I found this proof, however, I cannot figure out the logic behind the last few steps. \begin{align} \cos(z) &= \dfrac{e^{iz}+e^{-iz}}{z} \\\\ &= 0 \\\\ e^{iz}+e^{-iz} &= 0 \\\\ e^{i(x+iy)} &= -e^{-i(x+iy)} \\\\ e^{ix}e^{-y} &= -e^{ix}e^y \\\\ e^{ix}e^{-y} &= e^{i\pi}e^{-ix}e^y \\\\ e^{-y}e^{ix} &= e^ye^{i(\pi-x)} \\\\ |e^{-y}e^{ix}| &= |e^ye^{i(\pi-x)}| \end{align}
This is where I get a bit confused. It follows from the modulus that, [ e^{-y} = e^y ] but why? Are we just shaving off the imaginary component? Or is it because $e^{-y}$ is real so it acts as the radius in $re^{i\theta}$?

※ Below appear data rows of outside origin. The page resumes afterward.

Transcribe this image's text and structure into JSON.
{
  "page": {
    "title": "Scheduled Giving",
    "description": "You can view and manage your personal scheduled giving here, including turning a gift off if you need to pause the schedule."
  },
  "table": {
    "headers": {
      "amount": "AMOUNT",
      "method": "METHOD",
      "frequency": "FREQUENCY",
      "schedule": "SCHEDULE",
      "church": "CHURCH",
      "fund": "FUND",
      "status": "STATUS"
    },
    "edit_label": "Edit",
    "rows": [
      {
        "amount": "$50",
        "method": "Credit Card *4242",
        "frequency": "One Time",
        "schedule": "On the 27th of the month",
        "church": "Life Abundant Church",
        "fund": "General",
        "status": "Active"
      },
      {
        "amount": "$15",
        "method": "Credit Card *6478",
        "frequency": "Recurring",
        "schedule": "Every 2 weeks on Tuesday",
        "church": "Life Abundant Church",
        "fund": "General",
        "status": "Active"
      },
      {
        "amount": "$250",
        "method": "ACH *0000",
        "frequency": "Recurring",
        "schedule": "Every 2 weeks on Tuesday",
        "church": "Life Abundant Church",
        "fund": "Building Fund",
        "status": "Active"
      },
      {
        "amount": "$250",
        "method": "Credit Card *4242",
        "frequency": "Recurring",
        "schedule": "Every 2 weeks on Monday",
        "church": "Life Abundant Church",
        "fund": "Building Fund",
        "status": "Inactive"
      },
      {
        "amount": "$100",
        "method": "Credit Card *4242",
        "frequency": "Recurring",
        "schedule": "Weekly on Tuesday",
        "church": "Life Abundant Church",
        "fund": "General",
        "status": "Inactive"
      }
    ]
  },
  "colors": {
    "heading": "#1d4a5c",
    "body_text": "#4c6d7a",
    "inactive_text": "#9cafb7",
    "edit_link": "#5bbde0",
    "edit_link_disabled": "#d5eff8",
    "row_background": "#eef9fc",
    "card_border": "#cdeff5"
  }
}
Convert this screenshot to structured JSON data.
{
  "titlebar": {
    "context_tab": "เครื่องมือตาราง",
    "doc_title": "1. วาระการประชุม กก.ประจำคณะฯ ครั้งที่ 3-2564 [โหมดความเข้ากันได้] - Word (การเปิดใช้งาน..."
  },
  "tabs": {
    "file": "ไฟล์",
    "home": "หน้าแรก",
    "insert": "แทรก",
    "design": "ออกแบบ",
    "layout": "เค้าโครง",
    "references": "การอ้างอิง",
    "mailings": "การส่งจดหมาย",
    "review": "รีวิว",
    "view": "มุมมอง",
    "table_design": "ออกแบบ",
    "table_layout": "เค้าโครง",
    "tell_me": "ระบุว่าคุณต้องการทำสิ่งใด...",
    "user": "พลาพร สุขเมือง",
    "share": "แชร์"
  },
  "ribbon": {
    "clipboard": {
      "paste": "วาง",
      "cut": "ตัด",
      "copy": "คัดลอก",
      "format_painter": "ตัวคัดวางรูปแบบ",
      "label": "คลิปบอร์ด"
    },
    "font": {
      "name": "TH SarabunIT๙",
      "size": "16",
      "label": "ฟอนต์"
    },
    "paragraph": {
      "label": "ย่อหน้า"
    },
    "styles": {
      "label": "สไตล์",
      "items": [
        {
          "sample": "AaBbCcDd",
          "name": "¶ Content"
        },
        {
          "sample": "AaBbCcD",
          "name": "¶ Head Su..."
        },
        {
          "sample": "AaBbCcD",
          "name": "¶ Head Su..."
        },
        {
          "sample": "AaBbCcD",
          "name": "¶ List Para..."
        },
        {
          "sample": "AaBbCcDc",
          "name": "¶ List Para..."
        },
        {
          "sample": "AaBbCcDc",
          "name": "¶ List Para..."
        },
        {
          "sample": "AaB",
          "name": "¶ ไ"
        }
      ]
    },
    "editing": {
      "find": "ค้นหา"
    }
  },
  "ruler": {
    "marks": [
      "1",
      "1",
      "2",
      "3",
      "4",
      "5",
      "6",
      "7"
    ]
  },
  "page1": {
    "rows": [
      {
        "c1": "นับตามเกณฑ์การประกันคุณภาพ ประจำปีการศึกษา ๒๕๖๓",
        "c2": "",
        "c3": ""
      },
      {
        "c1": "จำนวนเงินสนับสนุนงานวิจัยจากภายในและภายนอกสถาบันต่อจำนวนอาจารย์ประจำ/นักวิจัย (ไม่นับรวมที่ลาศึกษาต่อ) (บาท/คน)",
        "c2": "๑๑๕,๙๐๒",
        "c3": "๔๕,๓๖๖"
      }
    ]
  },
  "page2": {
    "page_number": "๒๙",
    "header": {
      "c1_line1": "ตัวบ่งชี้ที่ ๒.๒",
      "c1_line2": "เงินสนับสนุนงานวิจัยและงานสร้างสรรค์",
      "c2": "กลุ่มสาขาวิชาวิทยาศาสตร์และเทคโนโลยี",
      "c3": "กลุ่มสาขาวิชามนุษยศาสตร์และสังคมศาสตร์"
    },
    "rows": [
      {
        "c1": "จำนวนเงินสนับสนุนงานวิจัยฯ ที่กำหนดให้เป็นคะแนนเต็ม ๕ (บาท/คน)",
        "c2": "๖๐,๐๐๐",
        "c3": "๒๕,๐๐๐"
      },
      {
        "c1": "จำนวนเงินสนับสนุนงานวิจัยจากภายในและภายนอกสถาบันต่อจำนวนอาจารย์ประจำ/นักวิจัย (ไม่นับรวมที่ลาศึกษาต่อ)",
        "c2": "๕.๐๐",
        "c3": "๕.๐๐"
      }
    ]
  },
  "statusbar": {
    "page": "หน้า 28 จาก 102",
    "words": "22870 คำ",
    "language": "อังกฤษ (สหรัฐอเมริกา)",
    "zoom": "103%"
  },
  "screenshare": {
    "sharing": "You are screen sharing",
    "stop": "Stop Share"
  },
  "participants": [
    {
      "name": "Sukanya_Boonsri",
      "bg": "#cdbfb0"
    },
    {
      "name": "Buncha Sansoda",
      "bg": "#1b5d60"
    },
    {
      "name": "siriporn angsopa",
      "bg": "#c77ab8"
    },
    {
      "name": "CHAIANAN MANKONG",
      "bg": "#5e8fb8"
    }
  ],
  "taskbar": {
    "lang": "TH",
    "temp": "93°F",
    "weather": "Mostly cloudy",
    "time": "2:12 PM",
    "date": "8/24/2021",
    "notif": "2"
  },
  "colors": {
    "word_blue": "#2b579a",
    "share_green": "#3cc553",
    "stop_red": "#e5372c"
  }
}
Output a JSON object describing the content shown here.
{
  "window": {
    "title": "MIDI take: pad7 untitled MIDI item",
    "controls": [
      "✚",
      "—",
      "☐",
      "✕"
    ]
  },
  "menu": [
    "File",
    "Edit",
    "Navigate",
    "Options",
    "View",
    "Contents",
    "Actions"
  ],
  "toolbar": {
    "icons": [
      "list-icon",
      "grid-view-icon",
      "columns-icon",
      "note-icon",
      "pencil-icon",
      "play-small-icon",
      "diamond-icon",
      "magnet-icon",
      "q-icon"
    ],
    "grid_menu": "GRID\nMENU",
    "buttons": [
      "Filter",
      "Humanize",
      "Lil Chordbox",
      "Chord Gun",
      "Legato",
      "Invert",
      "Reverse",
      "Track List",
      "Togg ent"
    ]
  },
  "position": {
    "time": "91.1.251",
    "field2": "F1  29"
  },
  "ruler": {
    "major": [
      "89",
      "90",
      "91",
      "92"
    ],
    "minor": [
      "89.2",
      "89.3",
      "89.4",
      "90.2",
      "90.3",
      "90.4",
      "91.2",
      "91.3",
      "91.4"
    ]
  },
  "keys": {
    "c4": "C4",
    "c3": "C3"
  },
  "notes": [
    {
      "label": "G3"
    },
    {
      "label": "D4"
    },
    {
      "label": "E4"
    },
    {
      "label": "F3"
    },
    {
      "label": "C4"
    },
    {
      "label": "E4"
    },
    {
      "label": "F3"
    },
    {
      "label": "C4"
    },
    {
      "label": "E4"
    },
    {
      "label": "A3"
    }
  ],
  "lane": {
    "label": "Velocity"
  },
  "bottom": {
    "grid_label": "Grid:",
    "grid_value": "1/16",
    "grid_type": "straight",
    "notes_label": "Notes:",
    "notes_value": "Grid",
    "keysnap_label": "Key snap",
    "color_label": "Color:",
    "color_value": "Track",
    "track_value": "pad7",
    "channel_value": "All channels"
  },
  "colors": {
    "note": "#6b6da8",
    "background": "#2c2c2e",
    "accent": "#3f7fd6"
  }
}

So we have \begin{align} -y &= y \\\\ y &= 0 \\\\ e^{ix} &= e^{i(\pi-x)} \end{align}
Therefore we have from this that, $x - (\pi - x)= 2\pi k, \forall k\in\mathbb{Z}$... but why is that? Where is the $2\pi k$ coming from? I understand it has to do with the unit circle... is $i = 2\pi k$?
From that result we have \begin{align} 2x &= \pi + 2\pi k \\\\ x &= \dfrac{\pi}{2} + \pi k \\\\ z &= \dfrac{\pi}{2} + \pi k, \forall k\in\mathbb{Z} \end{align}
When I tried this problem on my own I did, \begin{align} \cos(z) &= \dfrac{e^{iz}+e^{-iz}}{2} \\\\ &= 0 \\\\ e^{iz} + e^{-iz} &= 0 \\\\ e^{iz} &= -e^{-iz} \\\\ e^{iz} &= e^{i\pi}e^{-iz} \\\\ e^{iz} &= e^{i(\pi-z)} \\\\ z &= \pi - z \\\\ 2z &= \pi \\\\ z &= \dfrac{\pi}{2} \end{align}
But this does not result in the infinite solutions it should result in.
Hint for your own attempt: Just because two exponentials are equal, that doesn't mean the exponents are equal.